Субтотальная алопеция относится к разряду неизлечимых заболеваний. Причины её возникновения неизвестны по сей день, есть только предположения. Поэтому и методы лечения её больше экспериментальные, чем прописные.
Субтотальная алопеция это потеря волос с волосистой части головы. Ещё она бывает тотальная (когда волосы отсутствуют вообще на всём теле), а может переходить одна в другую. Так было со мной. В начале лета 1993 года, заплетая мне причёску, мама обнаружила очаг без волос в затылочной части головы, размером с современный пятирублёвик. Это было моё «вдруг». Как в сказке: ВДРУГ в жизни главного героя всё становится с ног на голову, и дальше мы следим за тем, как разворачиваются события в его жизни и как герой с ними справляется. Это и есть: как в сказке. Это мне объяснила психолог-астролог Яна Шишкова в проекте #путькблагости. Спустя 25 лет после обнаружения первого очага, я-таки обратилась за помощью к психологу. И это лучшее лечение для страдающего субтотальной алопецией пациента из существующих сегодня.
Апстрагируйтесь от высоких понимающих эмоций и представьте себя родителем семилетней лысой девочки без бровей и ресниц. Как оно? Самой-то девочке трагедия ещё не особо понятна, а вот родителям какаво?
Я дружила с девочкой, болеющей туберкулёзом, и она говорила мне: неизвестно, кому из нас хуже… Туберкулёз, обнаруженный на ранних стадиях, давно и успешно лечится. А по поводу алопеции вообще никто никаких прогнозов не даёт.
Вернёмся к родителям. Конечно, будучи родителями, они считают своим долгом ребёнка излечить, чего бы это не стоило. И это не плохо, это понятно. Но в порыве найти способ излечения это неизлечимой болезни забывается сам болеющий.
Надо сказать, что каких-то болезненных симптомов у алопеции нет. Ты вроде как и не болеешь. Если что-то и болит, то ни что иное, как душа.

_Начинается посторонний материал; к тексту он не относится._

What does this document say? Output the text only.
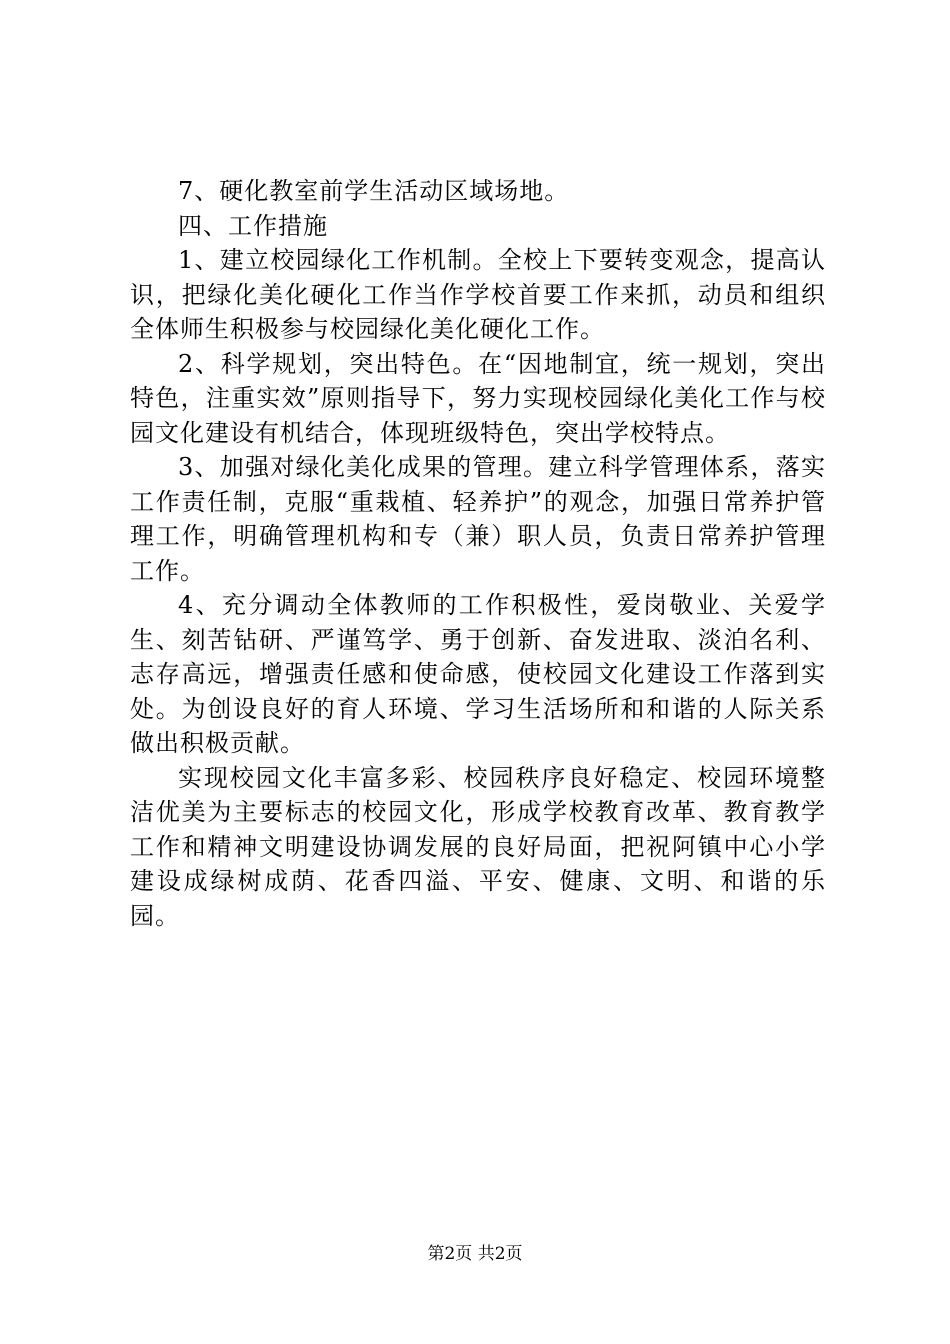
7、硬化教室前学生活动区域场地。

四、工作措施

1、建立校园绿化工作机制。全校上下要转变观念，提高认识，把绿化美化硬化工作当作学校首要工作来抓，动员和组织全体师生积极参与校园绿化美化硬化工作。

2、科学规划，突出特色。在“因地制宜，统一规划，突出特色，注重实效”原则指导下，努力实现校园绿化美化工作与校园文化建设有机结合，体现班级特色，突出学校特点。

3、加强对绿化美化成果的管理。建立科学管理体系，落实工作责任制，克服“重栽植、轻养护”的观念，加强日常养护管理工作，明确管理机构和专（兼）职人员，负责日常养护管理工作。

4、充分调动全体教师的工作积极性，爱岗敬业、关爱学生、刻苦钻研、严谨笃学、勇于创新、奋发进取、淡泊名利、志存高远，增强责任感和使命感，使校园文化建设工作落到实处。为创设良好的育人环境、学习生活场所和和谐的人际关系做出积极贡献。

实现校园文化丰富多彩、校园秩序良好稳定、校园环境整洁优美为主要标志的校园文化，形成学校教育改革、教育教学工作和精神文明建设协调发展的良好局面，把祝阿镇中心小学建设成绿树成荫、花香四溢、平安、健康、文明、和谐的乐园。

第2页 共2页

Душа семилетнего ребёнка за своих родных, которые воспринимают происходящее как трагедию высшего масштаба, как глобальный мировой катаклизм. Которые плачут при каждом упоминании о болезни своего ребёнка, и воспоминании о его новом внешнем виде. И никто, никто не пытается ребёнку объяснить, что по сути ничего запредельно с ним не произошло. Что никто не станет любить его меньше, что он по-прежнему умён, талантлив, замечательно красив и необходим своей семье. Сам ребёнок начинает воспринимать себя как величайшую обузу, внезапно свалившуюся на плечи своих родителей. Ребёнок всё чаще думает, что если бы его не было, то всем было бы легче и проще жить, особенно маме. Ребёнок очень любит свою маму, очень о ней заботится и очень хочет, чтобы мама стала счастливой. Ребёнку, напомню, семь лет. Ребёнку бы жить и радоваться, играть с детворой во дворе, а ребёнок уже взрослый. Ему уже не до игр. Ему нужно сделать всё, что только от него зависит, чтобы компенсировать отсутствие волос поступками.